Jakarta (beritajatim.com) – Wakil Menteri Sosial (Wamensos) Agus Jabo Priyono mendorong pemerintah daerah agar lebih proaktif bersinergi dengan pemerintah pusat dalam mempercepat pembangunan Sekolah Rakyat permanen di berbagai wilayah Indonesia.
“Pemerintah daerah harus aktif bersinergi dengan pemerintah pusat agar programnya enggak ketinggalan,” ujar Agus Jabo dalam audiensi bersama Wakil Gubernur Sumatera Barat Vasko Ruseimy, Bupati Dharmasraya Annisa Suci Ramadhani, dan Bupati Pemalang Anom Widiyantoro di Kantor Kementerian Sosial, Jakarta Pusat, Rabu (8/10/2025).

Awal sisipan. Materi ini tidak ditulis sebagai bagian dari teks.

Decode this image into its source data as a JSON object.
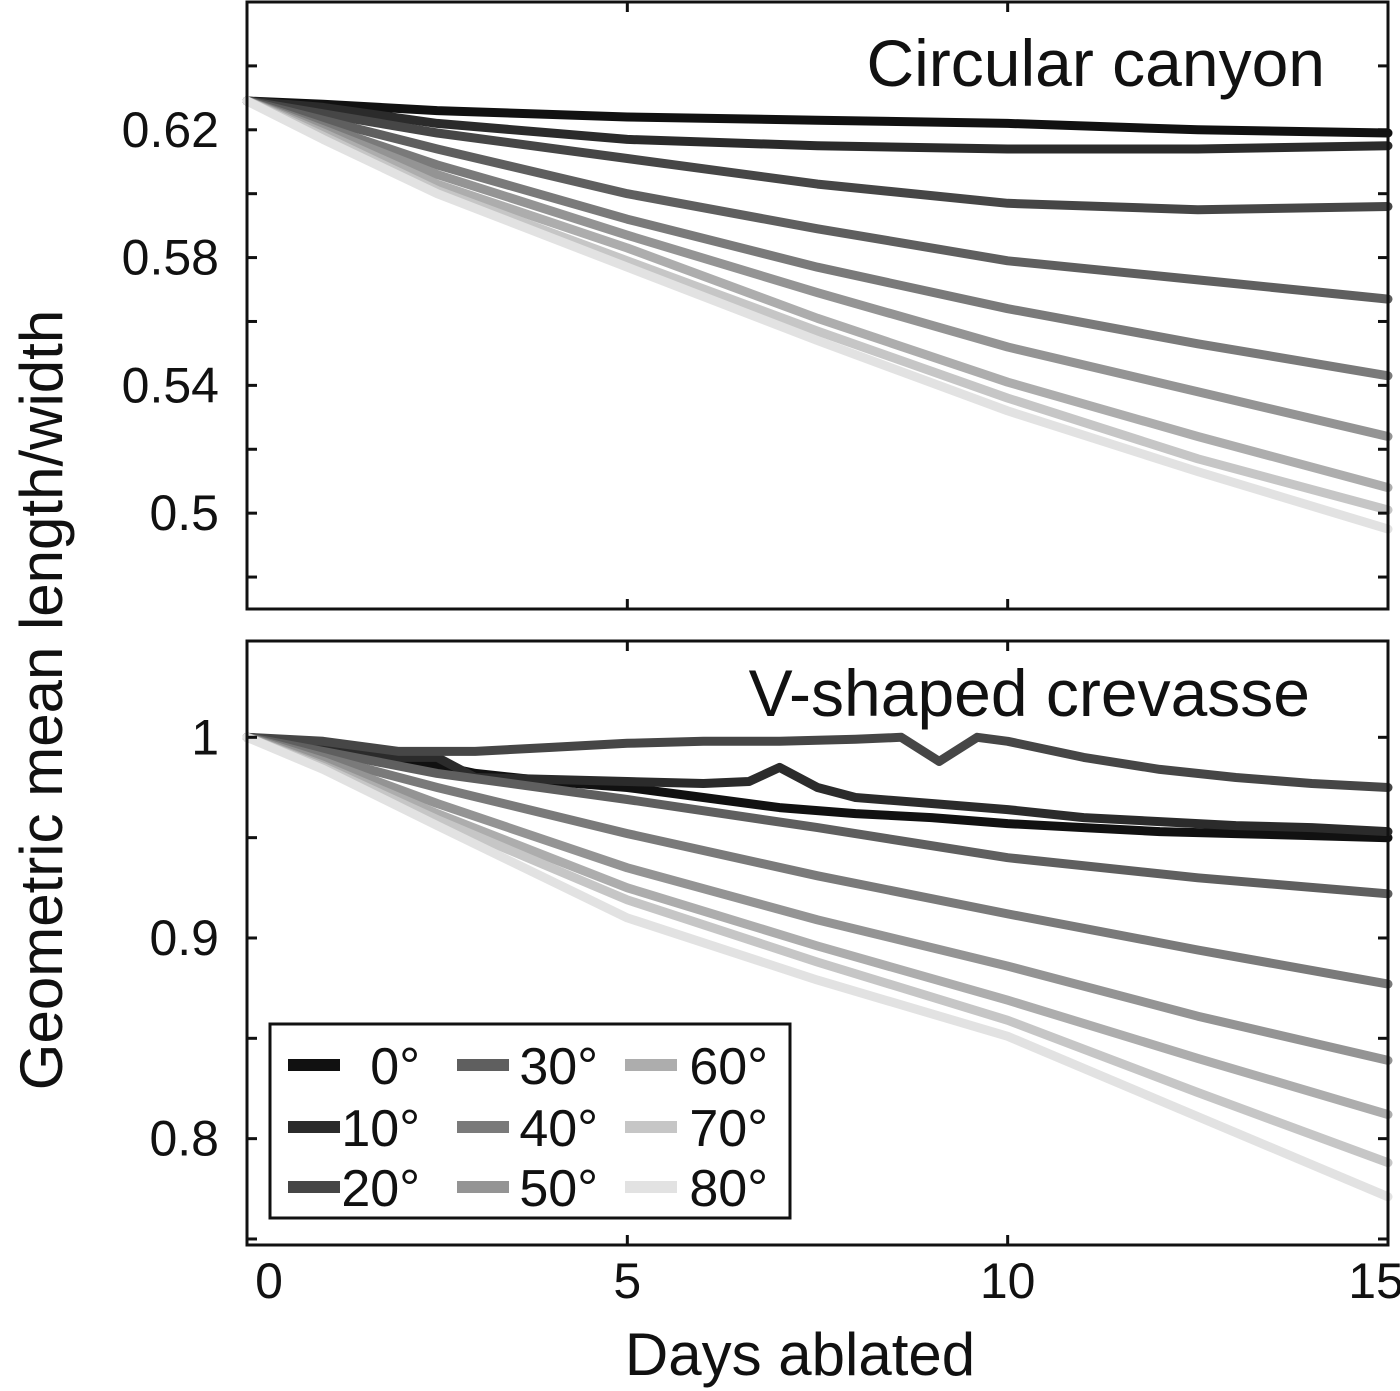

Audiensi tersebut juga dihadiri Kepala Biro Umum Salahuddin Yahya serta jajaran Staf Khusus Menteri Sosial. Agus Jabo menekankan pentingnya akselerasi administrasi daerah agar program nasional Sekolah Rakyat berjalan sesuai target Presiden.

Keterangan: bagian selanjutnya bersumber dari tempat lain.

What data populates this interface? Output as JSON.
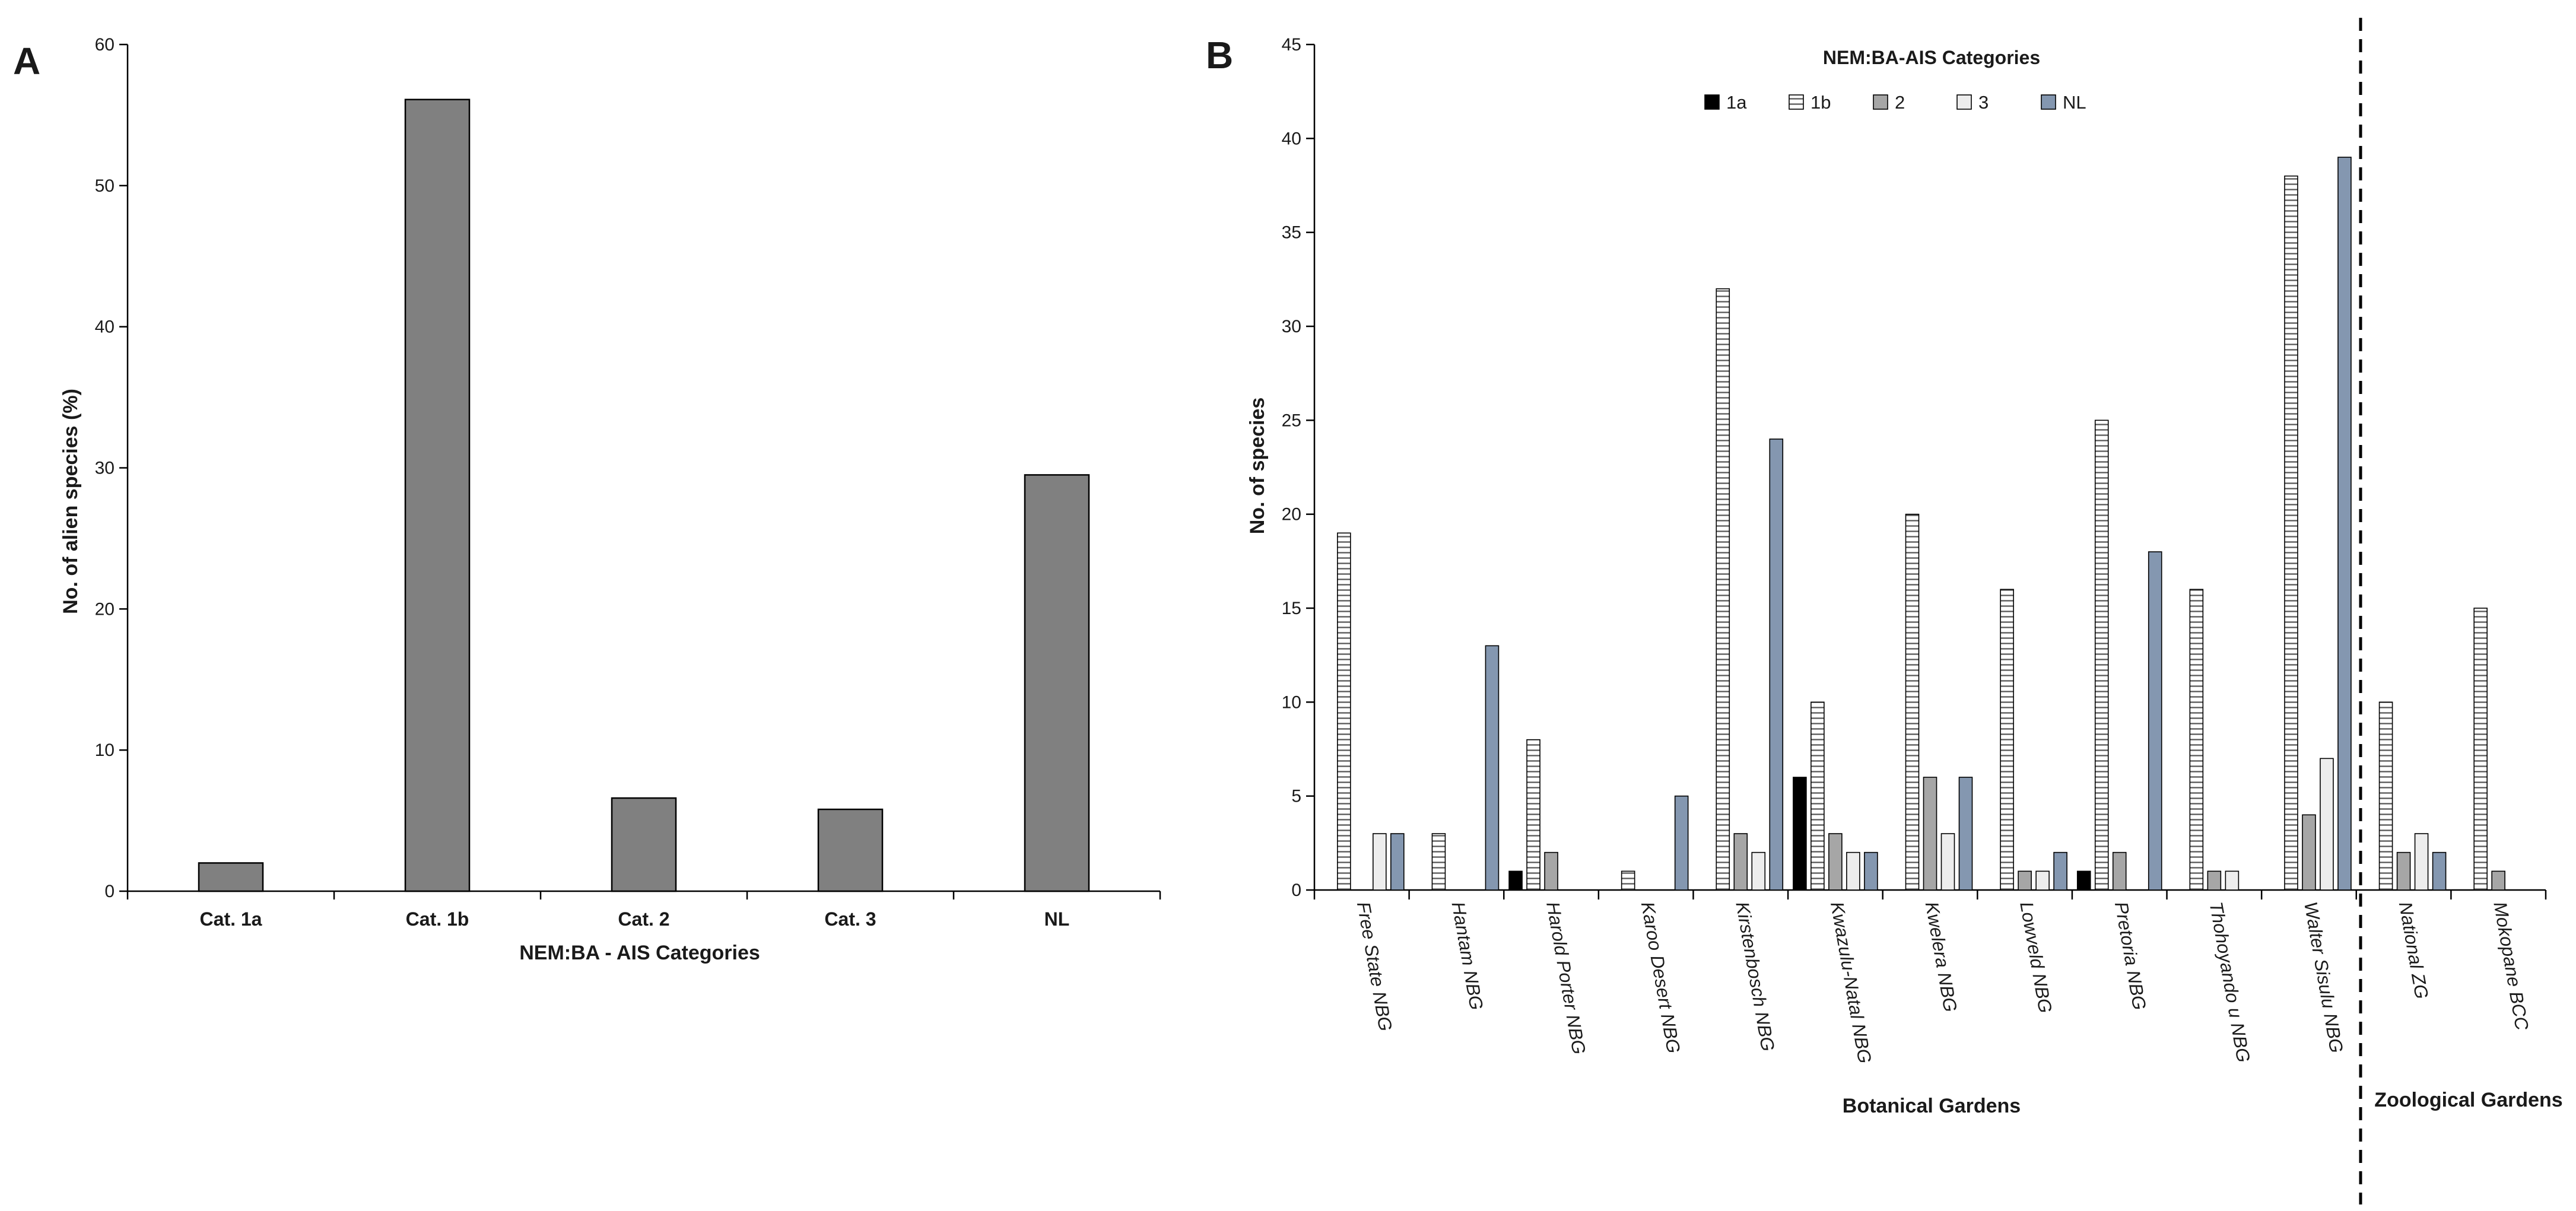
{
  "chart_data": [
    {
      "type": "bar",
      "panel_label": "A",
      "categories": [
        "Cat. 1a",
        "Cat. 1b",
        "Cat. 2",
        "Cat. 3",
        "NL"
      ],
      "values": [
        2.0,
        56.1,
        6.6,
        5.8,
        29.5
      ],
      "xlabel": "NEM:BA - AIS Categories",
      "ylabel": "No. of alien species (%)",
      "ylim": [
        0,
        60
      ],
      "yticks": [
        0,
        10,
        20,
        30,
        40,
        50,
        60
      ],
      "bar_color": "#808080"
    },
    {
      "type": "bar",
      "panel_label": "B",
      "categories": [
        "Free State NBG",
        "Hantam NBG",
        "Harold Porter NBG",
        "Karoo Desert NBG",
        "Kirstenbosch NBG",
        "Kwazulu-Natal NBG",
        "Kwelera NBG",
        "Lowveld NBG",
        "Pretoria NBG",
        "Thohoyando u NBG",
        "Walter Sisulu NBG",
        "National ZG",
        "Mokopane BCC"
      ],
      "series": [
        {
          "name": "1a",
          "values": [
            0,
            0,
            1,
            0,
            0,
            6,
            0,
            0,
            1,
            0,
            0,
            0,
            0
          ]
        },
        {
          "name": "1b",
          "values": [
            19,
            3,
            8,
            1,
            32,
            10,
            20,
            16,
            25,
            16,
            38,
            10,
            15
          ]
        },
        {
          "name": "2",
          "values": [
            0,
            0,
            2,
            0,
            3,
            3,
            6,
            1,
            2,
            1,
            4,
            2,
            1
          ]
        },
        {
          "name": "3",
          "values": [
            3,
            0,
            0,
            0,
            2,
            2,
            3,
            1,
            0,
            1,
            7,
            3,
            0
          ]
        },
        {
          "name": "NL",
          "values": [
            3,
            13,
            0,
            5,
            24,
            2,
            6,
            2,
            18,
            0,
            39,
            2,
            0
          ]
        }
      ],
      "legend_title": "NEM:BA-AIS Categories",
      "legend_position": "top-center",
      "ylabel": "No. of species",
      "ylim": [
        0,
        45
      ],
      "yticks": [
        0,
        5,
        10,
        15,
        20,
        25,
        30,
        35,
        40,
        45
      ],
      "group_labels": [
        "Botanical Gardens",
        "Zoological Gardens"
      ],
      "colors": {
        "1a": "#000000",
        "1b": "#ffffff",
        "2": "#a6a6a6",
        "3": "#ededed",
        "NL": "#8497b0"
      }
    }
  ]
}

Dalam kesempatan itu, Wakil Gubernur Sumatera Barat Vasko Ruseimy melaporkan bahwa dua Sekolah Rakyat Rintisan di daerahnya, yakni SRMP 4 dan SRMP 5, tengah dalam proses migrasi menjadi sekolah permanen. Namun, upaya tersebut masih terkendala urusan administrasi dengan Kementerian Pekerjaan Umum dan Perumahan Rakyat (PUPR).

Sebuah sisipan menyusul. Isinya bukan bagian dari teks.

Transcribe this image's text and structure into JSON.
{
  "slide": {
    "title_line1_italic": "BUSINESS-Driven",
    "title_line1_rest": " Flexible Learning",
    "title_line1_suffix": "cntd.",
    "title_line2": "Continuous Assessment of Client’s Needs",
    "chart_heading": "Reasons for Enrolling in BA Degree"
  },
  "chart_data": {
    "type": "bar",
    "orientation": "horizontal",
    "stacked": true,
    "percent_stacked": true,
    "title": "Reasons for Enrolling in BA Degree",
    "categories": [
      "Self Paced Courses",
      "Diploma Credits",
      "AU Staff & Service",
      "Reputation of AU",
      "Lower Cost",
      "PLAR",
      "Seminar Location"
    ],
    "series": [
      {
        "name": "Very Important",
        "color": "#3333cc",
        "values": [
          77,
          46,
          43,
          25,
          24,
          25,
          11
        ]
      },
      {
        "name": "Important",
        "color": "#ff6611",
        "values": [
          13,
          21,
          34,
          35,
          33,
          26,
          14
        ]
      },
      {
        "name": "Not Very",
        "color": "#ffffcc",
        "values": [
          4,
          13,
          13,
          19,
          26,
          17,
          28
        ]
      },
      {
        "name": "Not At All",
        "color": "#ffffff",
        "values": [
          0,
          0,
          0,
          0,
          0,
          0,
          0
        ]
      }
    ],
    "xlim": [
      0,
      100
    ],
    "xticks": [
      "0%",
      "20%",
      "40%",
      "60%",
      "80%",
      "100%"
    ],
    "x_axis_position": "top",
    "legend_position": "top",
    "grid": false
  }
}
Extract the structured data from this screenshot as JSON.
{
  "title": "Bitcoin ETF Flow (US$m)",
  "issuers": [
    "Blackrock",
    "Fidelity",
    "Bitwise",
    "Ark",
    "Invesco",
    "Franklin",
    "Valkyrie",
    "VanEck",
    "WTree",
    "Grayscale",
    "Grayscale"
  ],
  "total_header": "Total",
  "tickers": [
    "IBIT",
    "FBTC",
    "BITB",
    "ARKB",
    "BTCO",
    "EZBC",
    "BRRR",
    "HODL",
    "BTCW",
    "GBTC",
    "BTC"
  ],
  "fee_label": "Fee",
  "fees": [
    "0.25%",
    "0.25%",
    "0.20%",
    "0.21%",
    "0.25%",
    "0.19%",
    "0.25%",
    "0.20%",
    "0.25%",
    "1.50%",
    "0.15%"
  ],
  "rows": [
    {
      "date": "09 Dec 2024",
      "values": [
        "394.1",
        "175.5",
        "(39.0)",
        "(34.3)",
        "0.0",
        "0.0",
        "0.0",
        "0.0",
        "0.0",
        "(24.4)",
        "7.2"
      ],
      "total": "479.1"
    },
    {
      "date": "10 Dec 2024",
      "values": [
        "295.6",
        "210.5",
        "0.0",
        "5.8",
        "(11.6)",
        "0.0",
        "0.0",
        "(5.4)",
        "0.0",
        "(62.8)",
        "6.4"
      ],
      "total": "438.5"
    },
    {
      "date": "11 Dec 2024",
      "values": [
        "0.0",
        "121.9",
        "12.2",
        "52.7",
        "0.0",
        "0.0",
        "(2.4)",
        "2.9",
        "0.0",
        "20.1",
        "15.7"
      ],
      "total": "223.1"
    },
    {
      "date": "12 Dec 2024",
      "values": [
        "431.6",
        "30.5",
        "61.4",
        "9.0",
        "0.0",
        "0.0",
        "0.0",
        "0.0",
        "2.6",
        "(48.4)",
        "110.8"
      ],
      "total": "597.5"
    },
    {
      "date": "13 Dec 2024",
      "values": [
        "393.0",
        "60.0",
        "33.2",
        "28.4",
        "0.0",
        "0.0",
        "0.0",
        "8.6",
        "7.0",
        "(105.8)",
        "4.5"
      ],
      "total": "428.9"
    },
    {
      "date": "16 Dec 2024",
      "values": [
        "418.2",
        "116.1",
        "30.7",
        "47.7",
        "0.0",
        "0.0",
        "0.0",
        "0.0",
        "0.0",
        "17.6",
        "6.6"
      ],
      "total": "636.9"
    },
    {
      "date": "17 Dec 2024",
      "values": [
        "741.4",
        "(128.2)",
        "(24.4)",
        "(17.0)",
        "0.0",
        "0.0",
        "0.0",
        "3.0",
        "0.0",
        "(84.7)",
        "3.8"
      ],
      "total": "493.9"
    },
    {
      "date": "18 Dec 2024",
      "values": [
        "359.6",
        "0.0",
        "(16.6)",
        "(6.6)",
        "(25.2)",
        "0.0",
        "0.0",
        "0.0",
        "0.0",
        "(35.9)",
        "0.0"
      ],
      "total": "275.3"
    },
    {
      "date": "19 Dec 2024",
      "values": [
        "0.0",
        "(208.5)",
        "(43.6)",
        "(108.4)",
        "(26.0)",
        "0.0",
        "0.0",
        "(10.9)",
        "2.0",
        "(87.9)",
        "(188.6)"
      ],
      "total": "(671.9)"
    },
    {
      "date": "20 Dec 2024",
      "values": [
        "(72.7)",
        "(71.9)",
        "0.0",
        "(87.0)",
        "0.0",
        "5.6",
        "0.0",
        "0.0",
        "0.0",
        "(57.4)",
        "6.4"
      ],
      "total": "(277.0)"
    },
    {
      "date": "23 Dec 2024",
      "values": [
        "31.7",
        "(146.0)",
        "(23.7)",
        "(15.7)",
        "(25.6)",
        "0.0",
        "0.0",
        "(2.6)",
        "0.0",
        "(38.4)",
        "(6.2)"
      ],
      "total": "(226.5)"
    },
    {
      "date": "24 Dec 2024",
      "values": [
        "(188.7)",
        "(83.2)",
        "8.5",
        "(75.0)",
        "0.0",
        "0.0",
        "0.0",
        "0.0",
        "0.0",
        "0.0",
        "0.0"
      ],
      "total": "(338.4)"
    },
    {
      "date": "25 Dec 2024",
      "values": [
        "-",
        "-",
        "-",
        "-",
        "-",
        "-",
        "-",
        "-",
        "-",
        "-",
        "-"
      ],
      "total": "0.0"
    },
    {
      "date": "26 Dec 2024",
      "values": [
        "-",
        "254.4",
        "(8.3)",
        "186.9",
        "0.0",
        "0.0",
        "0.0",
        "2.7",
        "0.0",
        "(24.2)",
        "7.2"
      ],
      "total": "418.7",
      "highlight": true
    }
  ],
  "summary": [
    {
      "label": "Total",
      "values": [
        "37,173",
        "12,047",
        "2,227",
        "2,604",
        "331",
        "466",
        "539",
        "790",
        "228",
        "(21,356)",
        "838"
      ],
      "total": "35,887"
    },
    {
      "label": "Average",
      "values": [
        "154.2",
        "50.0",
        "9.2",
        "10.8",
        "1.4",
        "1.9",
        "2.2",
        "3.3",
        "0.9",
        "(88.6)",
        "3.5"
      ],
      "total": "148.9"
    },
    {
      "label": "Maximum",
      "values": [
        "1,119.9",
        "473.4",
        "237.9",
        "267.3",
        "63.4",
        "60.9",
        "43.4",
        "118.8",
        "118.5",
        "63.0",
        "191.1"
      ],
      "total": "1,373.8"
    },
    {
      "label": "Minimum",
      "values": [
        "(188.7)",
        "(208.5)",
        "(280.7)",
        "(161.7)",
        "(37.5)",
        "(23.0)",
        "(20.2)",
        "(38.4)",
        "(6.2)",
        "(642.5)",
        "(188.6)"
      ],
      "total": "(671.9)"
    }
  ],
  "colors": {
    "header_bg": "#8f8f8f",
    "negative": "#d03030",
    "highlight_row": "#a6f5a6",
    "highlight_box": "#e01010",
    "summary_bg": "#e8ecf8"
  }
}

Sementara itu, Bupati Dharmasraya Annisa Suci Ramadhani menyampaikan kesiapan daerahnya dengan menyediakan dua lahan untuk pembangunan Sekolah Rakyat permanen. Ia menjelaskan, langkah ini diambil karena Kota Padang mengalami keterbatasan lahan untuk proyek serupa.
Menanggapi hal tersebut, Agus Jabo meminta agar Pemda Dharmasraya segera mengajukan surat resmi pengalihan lahan. “Silakan langsung dibuat suratnya, nanti kami langsung tindak lanjuti,” tegasnya.
Dari sisi lain, Bupati Pemalang Anom Widiyantoro mengungkapkan bahwa pihaknya memiliki lahan seluas sembilan hektare yang siap digunakan untuk pembangunan Sekolah Rakyat. Meski belum masuk dalam daftar 165 sekolah rintisan tahap awal, Anom menyatakan kesiapannya mendukung program ini.
Menanggapi hal tersebut, Agus Jabo memastikan bahwa Kementerian Sosial tetap membuka peluang bagi daerah lain di luar daftar awal. “Ini sudah di luar batas 165 yang telah beroperasi, tapi kita tetap membuka peluang, karena Presiden juga menargetkan 500 Sekolah Rakyat,” jelasnya.
Lebih lanjut, Agus Jabo menegaskan bahwa keberhasilan program Sekolah Rakyat merupakan kerja lintas sektor. “Sekolah Rakyat ini Satgas, kita tidak sendiri. Lahannya PU, kurikulumnya Dikdasmen, kita melibatkan semua pihak,” katanya.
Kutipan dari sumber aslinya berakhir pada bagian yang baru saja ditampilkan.